The title question heading this blog piece has been asked more than once – if ‘Olympia’ is the previously untold story of how the first Olympics came into being, why haven’t the authors just told it as history?
Well, the answer to that is twin-fold.
Firstly, as can be seen within a previous post on this Blog (the historical timeline), the first known Games took place in the year 776 B.C.E., but the invention of the Western genre of history – which was also an ancient Greek achievement – did not actually occur until some 300 hundred years later. Herodotus of Halicarnassus worked all his adult life on just one monumental work – and invented a whole new form of intellectual and literary enquiry with his ‘Histories’ – and thereby gave us the first, reasonably systematic attempt at a scientific approach to remembering ‘things done’ within a contemporary time-frame.
Herodotus (whose sculptural image is at the top of this post), sought to explore and commemorate the fateful Persian-Greek War(s) and in so doing would define this new genre as one that centred around warfare and contemporary events. His intellectual successor within this new genre, Thucydides of Athens, would then write his work in a very similar – though, arguably more ‘rigorous’ – fashion by concentrating again on monumental events that occurred largely within his own lifetime, the greatly protracted Peloponnesian War that was fought between Sparta and Athens.
Hence, for the ancient Greeks, who are our primary (and only) sources for this period of the distant past, the era we recount within ‘Olympia’ not only lacked any contemporary historians, but was only remembered as fragments and random facts by much later writers.
Secondly, while there were two possible founders of the first Games – Heracles (or Hercules, as the Romans remembered him) and Pelops – both of them are somewhat shadowy, essentially mythical figures. While this is a delightful product of the ancient Greek mythical imagination as well as the lack of any sort of contemporary history of their lives, we, as authors, had to first settle upon who was the most likely actual founder of the first Olympics and then try to reconstruct what we could of this great achievement with an eye more towards plausibility and ‘believability’ rather than historical veracity.
Thus, Pelops emerges within ‘Olympia’ alongside much better known historically-recorded figures – Koroibos and Homer, for example – as more of a ‘legendary’ character and drives towards his epic accomplishment of the original Olympics as an agent of history, rather than a truly historical ‘doer of deeds’ himself.

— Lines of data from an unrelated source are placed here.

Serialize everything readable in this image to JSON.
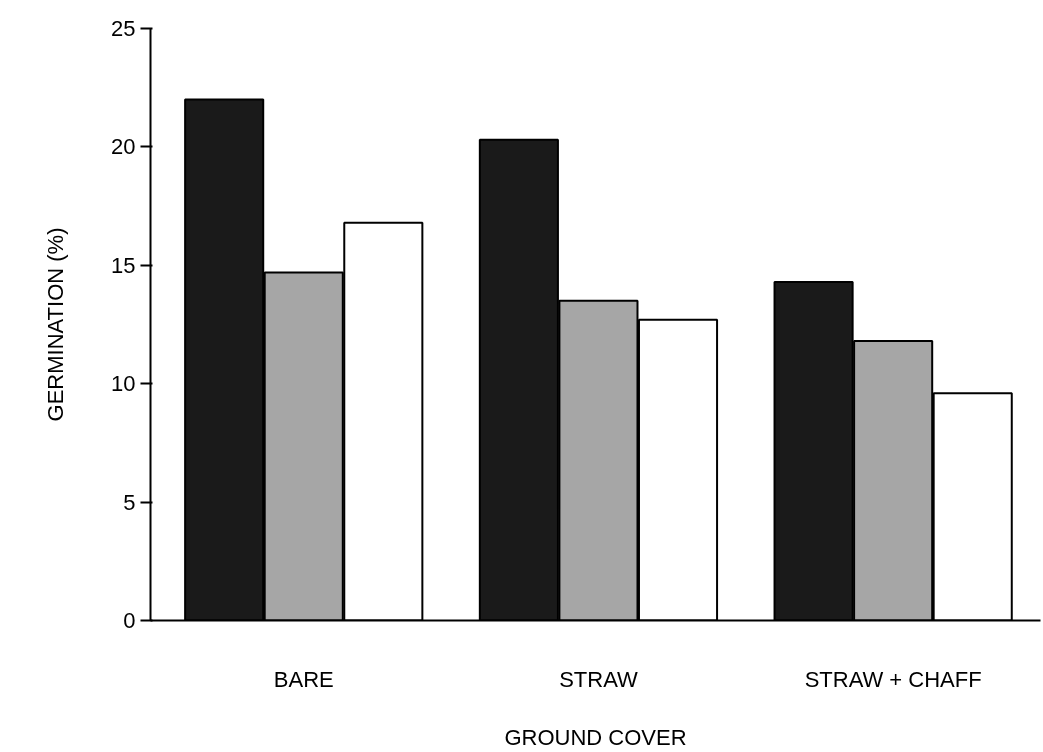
{
  "chart_data": {
    "type": "bar",
    "xlabel": "GROUND COVER",
    "ylabel": "GERMINATION (%)",
    "categories": [
      "BARE",
      "STRAW",
      "STRAW + CHAFF"
    ],
    "series": [
      {
        "color": "#1a1a1a",
        "values": [
          22.0,
          20.3,
          14.3
        ]
      },
      {
        "color": "#a6a6a6",
        "values": [
          14.7,
          13.5,
          11.8
        ]
      },
      {
        "color": "#ffffff",
        "values": [
          16.8,
          12.7,
          9.6
        ]
      }
    ],
    "ylim": [
      0,
      25
    ],
    "yticks": [
      0,
      5,
      10,
      15,
      20,
      25
    ],
    "grid": false
  }
}
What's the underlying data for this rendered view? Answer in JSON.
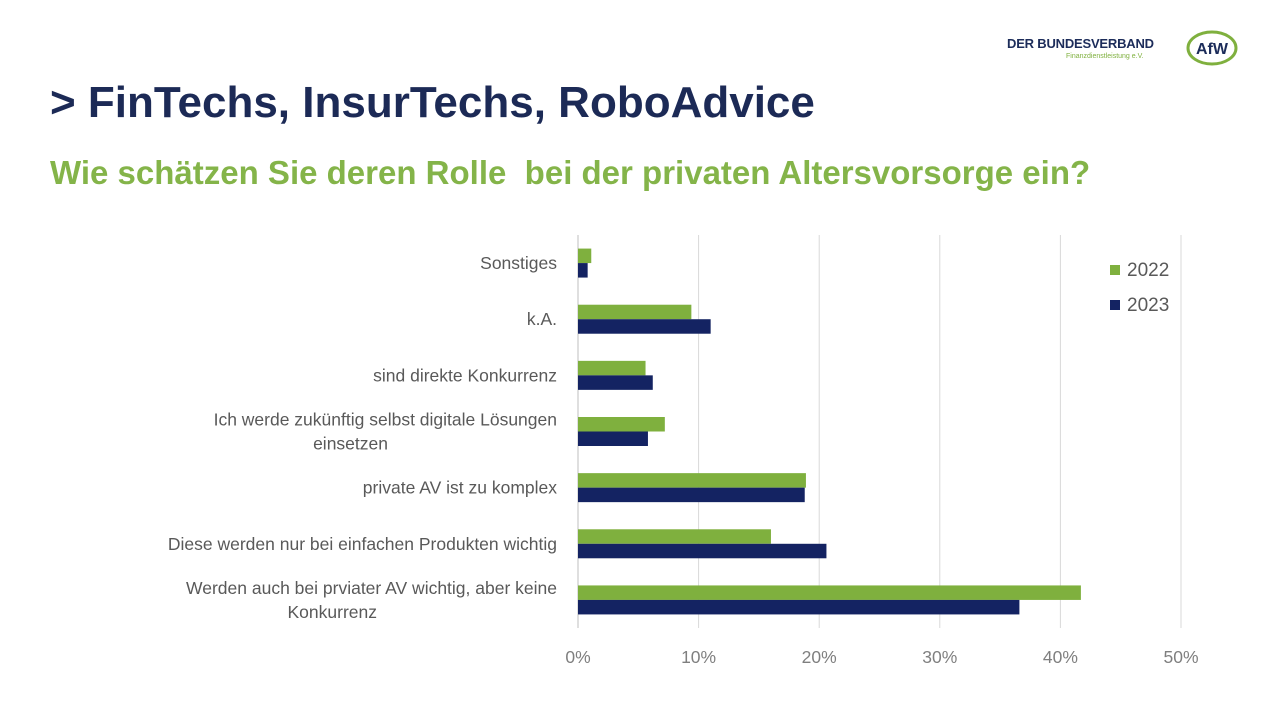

Taken together, then – that history itself didn’t actually exist for many hundreds of years after the first Olympics and that the founder of the first Games has to be largely ‘reconstructed’ – it should now be clear that the authors of ‘Olympia’ had to tread a fine line between what can be surmised and what is actually known of that fateful day in 776 B.C.E. in order to produce a linear, narrative-driven account of such an achievement.